Will Trump Be ‘Good for Israel?’

Donald Trump
Donald Trump

Certain U.S. presidents were regarded as “good for the Jews” even when they were not considered good presidents. Case in point, the widespread fondness among Jews for Richard Nixon due to his airlifting much-needed weaponry to Israel during the 1973 Yom Kippur War. For some Jews, this fondness survived not only Nixon’s disgrace in the Watergate scandal, but the tape-recorded evidence that he was a paranoid anti-Semite.

Many Jews overlooked Donald Trump’s use of anti-Semitic tropes during his campaign and his flirtation with the white supremacist “alt-right,” expecting that the president-elect will be a staunch ally of Israel. The Republican Jewish Coalition hailed Trump’s win, and the Zionist Organization of America fêted chief Trump strategist and alleged anti-Semite Stephen Bannon. Trump’s campaign manager, Kellyanne Conway, recently pledged that his administration would take the unprecedented step of relocating Israel’s U.S. embassy to Jerusalem. Yet Trump has been wildly unpredictable, and there are powerful reasons to doubt that his presidency will be “good for Israel.”

For starters, let’s qualify what “good for Israel” means. Amongst Israeli and Diaspora Jews, there has long been heated debate over whether Israel’s own government is good for Israel, whether it was Yitzhak Rabin’s government of the 1990s or the current administration of Benjamin Netanyahu. Consider the discord over the Obama administration’s 2015 nuclear deal with Iran: Netanyahu and much of American Jewry loudly condemned it, while prominent figures from Israel’s security establishment welcomed the deal, accusing Netanyahu of fear-mongering.

Of course, beyond such debates, there are indications that Trump’s presidency could undermine Israel’s relationship with the United States altogether. The U.S.-Israel relationship is, ostensibly, rooted in shared Judeo-Christian and democratic values, and, especially since the events of 9/11, the notion of a common enemy in radical Islam. In the 2016 election, Trump won tremendous support with evangelical Christians – a pro-Israel bastion. His brazen anti-Muslim pronouncements won favour with many hardliners. Meanwhile, Trump’s threats to cancel the nuclear deal with Iran heartened Netanyahu and his allies.

But opposition to the Iran deal does not equal support for Israel, as evidenced by Trump’s recent appointment of former U.S. Marine Corps general James Mattis as Secretary of Defense. After serving as chief of the Pentagon’s Central Command from 2010-2013, where he commanded U.S. forces in the Middle East, Mattis was sidelined within Obama’s administration for opposing negotiations with Iran. Yet Mattis also declared that Jewish settlements in the West Bank are making Israel an “apartheid state,” echoing Israel’s fiercest left-wing critics. And in 2013, he complained that the U.S. “pays a price” for its support of Israel among “moderate” Arab states because “they can’t come out publicly in support of people who don’t show respect for the Arab Palestinians.”

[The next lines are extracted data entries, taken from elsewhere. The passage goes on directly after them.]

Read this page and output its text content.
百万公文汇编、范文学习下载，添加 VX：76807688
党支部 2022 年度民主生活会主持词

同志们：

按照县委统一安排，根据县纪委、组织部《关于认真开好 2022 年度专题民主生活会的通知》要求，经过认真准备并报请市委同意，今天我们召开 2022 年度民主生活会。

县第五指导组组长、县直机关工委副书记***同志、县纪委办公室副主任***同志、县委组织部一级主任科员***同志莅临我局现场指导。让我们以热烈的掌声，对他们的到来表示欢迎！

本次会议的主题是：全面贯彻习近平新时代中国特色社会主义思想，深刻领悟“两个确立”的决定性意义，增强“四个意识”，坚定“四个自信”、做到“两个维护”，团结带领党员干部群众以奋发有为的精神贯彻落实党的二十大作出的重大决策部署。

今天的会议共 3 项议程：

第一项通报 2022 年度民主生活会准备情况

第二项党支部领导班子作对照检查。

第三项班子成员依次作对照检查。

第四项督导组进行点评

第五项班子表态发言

Mattis is bound to be influential in his new job, as Trump’s lack of foreign policy knowledge or experience will make him especially reliant on his cabinet. Indeed, Trump’s geopolitical ignorance is itself remarkable: In interviews, he has confused the Kurds with the Iranian Revolutionary Guards’ Quds Force, and claimed that Russia would not invade the Ukraine when in fact Russian troops were already there. Despite knowing little about the world, Trump has often boasted of his “good brain” and inborn decision-making gifts; just this week, he dismissed his need for the daily intelligence briefings traditionally given to U.S. presidents. There is no telling where this might lead.

Furthermore, for all his bluster, Trump is not the sort of U.S. foreign policy hawk that has historically supported Israel; he has blended threats to enemies overseas with isolationist rhetoric about retreating from America’s global alliances, horrifying fellow NATO member countries. He has courted Vladimir Putin’s Russia, a U.S. rival and an arms supplier to Iran and Syria, and condemned the CIA for its recent allegations that Russian cyber warfare helped get Trump elected. Trump has also, apparently, embraced the idea of slashing America’s defense budget. On Dec. 12, he posted to Twitter a condemnation of cost overruns on the F-35 warplane on the very same day Israel received its first two F-35s.

Israel has long taken for granted its special friendship with the United States. Israel’s security is, after all, underwritten by U.S. foreign military aid, of which it is the world’s largest recipient. Could President Trump change that? He has already done stranger things.

Daniel Douek teaches political science at Concordia and McGill universities in Montreal.